In the end I decided to never return to Modo. I've since learned Blender 2.80 and can see it surpassing Modo this year once 2.80 is officially released along with the many useful(and necessary) addons. My money is on 2019 being Blender's biggest ever year. I can certainly understand that in its current state 2.80 isn't suitable for your pipeline, but futureproof-wise, Blender would definitely be the better option. Modo jusn't hasn't gotten the same amount of love/creative concepts/innovations since the Foundry bought out Luxology. All the original devs are gone now.
By comparison Blender can bake rounded edges much better than Modo. The only problem is that for whatever reason Cycles doesn't sample AA(although the Textools addon does have the option)
.FBX transfer between Blender/Max works perfectly - normals/uvs/mesh scale/materials/everything
Blender can handle 10s of millions of tris in the viewport.
Bender has some amazing addons that propel it ahead of Modo for modeling.
Even though it's still beta, 2.80 rarely crashes.
Blender's material/texturing/node system is set for a big update in the next few months and it looks like it will be very powerful.
Thanks for the posts everyone it’s just what I needed to read, lots of interesting information in this thread.
Personally I need to choose what to put my efforts into moving forward. I am starting to transition from Maya to Houdini but I can’t help feel I need to focus more on Blender. The only trouble is Houdini does seem to house everything I need under one roof with lots of promises in the pipeline. While Blender has loads of great tools I am working at an educational institution which means I really need site licences and someone I can communicate with so again Houdini is ticking a lot of boxes.

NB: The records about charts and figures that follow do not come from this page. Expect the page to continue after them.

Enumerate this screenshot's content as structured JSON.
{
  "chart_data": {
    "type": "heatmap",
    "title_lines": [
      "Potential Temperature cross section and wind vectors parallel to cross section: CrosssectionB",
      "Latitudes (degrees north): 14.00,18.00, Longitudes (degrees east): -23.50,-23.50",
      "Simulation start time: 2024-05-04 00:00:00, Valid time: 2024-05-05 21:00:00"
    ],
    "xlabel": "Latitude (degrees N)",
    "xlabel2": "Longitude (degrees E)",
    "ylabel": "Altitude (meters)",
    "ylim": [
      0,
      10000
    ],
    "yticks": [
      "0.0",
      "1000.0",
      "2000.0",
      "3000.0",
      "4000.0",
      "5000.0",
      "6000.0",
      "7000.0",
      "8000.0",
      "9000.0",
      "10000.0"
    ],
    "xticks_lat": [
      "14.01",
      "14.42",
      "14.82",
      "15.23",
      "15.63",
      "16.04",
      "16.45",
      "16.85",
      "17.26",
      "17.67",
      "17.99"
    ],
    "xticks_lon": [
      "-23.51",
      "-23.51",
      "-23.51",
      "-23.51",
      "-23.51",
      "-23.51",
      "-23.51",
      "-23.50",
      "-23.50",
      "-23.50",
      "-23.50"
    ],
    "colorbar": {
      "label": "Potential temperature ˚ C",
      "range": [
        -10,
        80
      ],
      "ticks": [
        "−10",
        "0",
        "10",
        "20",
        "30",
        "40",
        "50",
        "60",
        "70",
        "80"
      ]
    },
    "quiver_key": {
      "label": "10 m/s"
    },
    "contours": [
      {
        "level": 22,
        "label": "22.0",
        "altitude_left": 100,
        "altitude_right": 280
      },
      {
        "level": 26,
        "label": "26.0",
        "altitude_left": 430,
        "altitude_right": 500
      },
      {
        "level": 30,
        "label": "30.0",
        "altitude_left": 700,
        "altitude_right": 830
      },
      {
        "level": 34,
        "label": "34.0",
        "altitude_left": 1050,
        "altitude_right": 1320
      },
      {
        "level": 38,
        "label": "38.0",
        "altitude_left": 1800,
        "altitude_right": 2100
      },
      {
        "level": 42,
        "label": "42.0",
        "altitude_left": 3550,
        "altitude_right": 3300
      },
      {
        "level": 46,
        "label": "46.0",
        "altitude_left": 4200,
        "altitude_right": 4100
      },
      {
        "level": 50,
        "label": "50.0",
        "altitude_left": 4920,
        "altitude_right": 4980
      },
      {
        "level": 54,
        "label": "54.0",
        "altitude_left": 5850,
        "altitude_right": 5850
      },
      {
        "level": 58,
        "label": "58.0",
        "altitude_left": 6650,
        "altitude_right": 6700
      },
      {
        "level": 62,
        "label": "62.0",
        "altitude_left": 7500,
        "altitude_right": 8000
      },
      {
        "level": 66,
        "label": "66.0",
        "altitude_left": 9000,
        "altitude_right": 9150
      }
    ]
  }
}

Maybe for now Blender will have to be my hobby horse. These are some of the tools I love the look of in Blender FYI. And DECAL Machine just looks amazing.The price for commercial licenses is very high compared to maya/max. the vast majority of studio artists won't be doing anything that can take advantage of the features you're paying for and the comparatively weak traditional modelling tool set means it's less effective in general use cases.
As such, it doesn't make any sense for studios to use it as a core dcc and thus opportunities for someone with houdini but no maya/max are going to be fairly limited.
It's difficult to build a business case for bringing it into a pipeline when you have a team of technical artists and tools developers there long term who can develop solutions in house.